Certo dia fui chamada para atender um homem que se despedir da esposa. Ela estava internada em um leito na UTI e não pôde esperar para estar presente, em consciência, no encontro - em seu cérebro já haviam cessados os sinais de vida. Como alerta Freud, "nós nunca somos tão desamparadamente infelizes como quando perdemos um amor.*
Enquanto ele se esforçava para discernir os traços mais amados da esposa em meio ao emaranhado de aparelhos, o homem me perguntou: "ela está mesmo morta?"
"Sim", respondi.
Como quem está sob uma anestesia da linguagem, tornou a reformular a pergunta: "Disseram que o cérebro dela morreu. Realmente não tem mais jeito de ela estar viva?"

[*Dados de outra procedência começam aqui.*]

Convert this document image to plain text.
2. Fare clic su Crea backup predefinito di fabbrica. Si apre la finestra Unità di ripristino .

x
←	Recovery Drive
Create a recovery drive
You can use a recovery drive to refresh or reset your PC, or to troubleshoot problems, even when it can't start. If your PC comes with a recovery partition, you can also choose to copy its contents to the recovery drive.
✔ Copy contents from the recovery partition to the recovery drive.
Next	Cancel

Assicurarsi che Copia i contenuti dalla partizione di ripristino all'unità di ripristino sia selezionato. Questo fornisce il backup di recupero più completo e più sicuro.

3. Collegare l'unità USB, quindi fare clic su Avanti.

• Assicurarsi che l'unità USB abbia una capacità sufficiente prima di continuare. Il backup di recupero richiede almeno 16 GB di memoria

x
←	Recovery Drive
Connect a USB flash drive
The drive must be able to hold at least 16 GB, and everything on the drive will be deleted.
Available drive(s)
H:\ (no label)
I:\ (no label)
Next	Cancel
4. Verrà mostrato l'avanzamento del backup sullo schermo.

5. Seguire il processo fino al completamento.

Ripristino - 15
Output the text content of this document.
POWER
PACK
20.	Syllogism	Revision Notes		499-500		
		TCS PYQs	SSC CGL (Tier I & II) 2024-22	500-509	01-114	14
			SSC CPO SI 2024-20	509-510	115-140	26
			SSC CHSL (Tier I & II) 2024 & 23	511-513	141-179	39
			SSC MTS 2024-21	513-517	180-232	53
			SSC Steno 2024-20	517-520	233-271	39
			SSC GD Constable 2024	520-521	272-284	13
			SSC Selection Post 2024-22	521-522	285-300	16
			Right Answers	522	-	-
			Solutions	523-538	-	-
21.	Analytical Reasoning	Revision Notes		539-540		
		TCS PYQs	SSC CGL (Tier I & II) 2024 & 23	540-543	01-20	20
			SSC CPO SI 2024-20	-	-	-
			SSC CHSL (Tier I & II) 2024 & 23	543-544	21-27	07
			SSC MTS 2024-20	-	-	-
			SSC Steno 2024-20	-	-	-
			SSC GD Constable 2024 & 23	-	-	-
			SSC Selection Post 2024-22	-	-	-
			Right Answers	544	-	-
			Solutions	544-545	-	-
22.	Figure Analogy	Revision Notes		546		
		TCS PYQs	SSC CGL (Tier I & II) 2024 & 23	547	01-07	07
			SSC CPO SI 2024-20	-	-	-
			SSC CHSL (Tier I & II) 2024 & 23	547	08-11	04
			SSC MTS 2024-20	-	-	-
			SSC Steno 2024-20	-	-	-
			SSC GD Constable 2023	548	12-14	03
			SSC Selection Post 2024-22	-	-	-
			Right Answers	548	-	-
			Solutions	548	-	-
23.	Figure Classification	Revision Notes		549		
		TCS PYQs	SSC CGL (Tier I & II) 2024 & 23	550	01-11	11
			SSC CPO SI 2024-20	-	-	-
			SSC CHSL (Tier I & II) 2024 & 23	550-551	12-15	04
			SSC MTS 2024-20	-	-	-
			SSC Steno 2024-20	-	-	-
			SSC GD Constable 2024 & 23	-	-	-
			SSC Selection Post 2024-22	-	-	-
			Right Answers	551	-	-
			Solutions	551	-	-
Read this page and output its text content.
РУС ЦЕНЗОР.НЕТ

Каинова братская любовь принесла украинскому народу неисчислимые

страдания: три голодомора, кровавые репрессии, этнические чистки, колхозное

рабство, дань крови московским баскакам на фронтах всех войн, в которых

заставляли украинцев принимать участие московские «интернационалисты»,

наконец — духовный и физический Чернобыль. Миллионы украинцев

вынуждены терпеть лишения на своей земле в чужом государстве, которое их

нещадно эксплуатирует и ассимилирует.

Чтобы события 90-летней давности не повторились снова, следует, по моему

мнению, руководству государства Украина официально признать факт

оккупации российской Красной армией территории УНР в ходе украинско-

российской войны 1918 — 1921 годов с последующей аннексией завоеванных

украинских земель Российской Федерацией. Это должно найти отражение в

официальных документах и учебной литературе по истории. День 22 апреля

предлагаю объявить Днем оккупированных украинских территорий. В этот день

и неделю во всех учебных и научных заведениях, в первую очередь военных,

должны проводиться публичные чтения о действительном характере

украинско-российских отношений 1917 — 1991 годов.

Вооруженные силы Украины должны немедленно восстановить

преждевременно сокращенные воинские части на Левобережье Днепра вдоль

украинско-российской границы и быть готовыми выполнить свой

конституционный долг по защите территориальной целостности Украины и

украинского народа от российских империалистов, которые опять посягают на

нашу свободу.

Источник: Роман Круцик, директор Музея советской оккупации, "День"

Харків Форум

Respondi que, segundo a medicina, não havia mais jeito. Em abafado desespero, ele ainda insistiu: "então ela está morta?"
Reiterei afirmativamente… E o silêncio reinou enquanto as lágrimas nos seus olhos confessavam a percepção que sua mente custava a acreditar.
Me insensibilizou a resistência daquele homem diante da realidade da morte da pessoa escolhida para dividir duas décadas de sua vida. Naqueles momentos em que ele me consultava exasperadamente para confirmar se era real o que via, também desejava em suas últimas esperanças acreditar que tudo não passava de um sonho, um mal entendido, uma brincadeira da imaginação. Fernando Pessoa diz que "de sonhar ninguém se cansa, porque sonhar é esquecer, e esquecer não pesa e é um sono sem sonhos em que estamos dispersos. "
Em tal cena, eu respondia afirmativamente às suas perguntas apontando que eu também estava ali, com ele, naquela realidade, em uma tentativa de dar bordas a esse sofrimento sem medidas, sem nome, sem possibilidade de uma compreensão absoluta. Lacan, acerca da angústia, nos lembra que ela "urge do momento em que o sujeito está suspenso entre um tempo em que ele não sabe mais onde está, em direção a um tempo onde ele será alguma coisa na qual jamais se poderá reencontrar."
Embora tentamos nos esquecer da morte enquanto caminhamos para o seu encontro, ela manifesta sua face diluída em todas as instâncias da nossa existência. Sêneca sabiamente aponta que "erramos em ver a morte à nossa frente, como um acontecimento futuro, enquanto grande parte dela já ficou para trás. Cada hora do nosso passado pertence à morte." Mas isso não muda o desafio: como encarar uma realidade na qual perdemos a possibilidade de viver um presente com a pessoa que amamos? quais as implicações desse tipo de perda em nosso ser?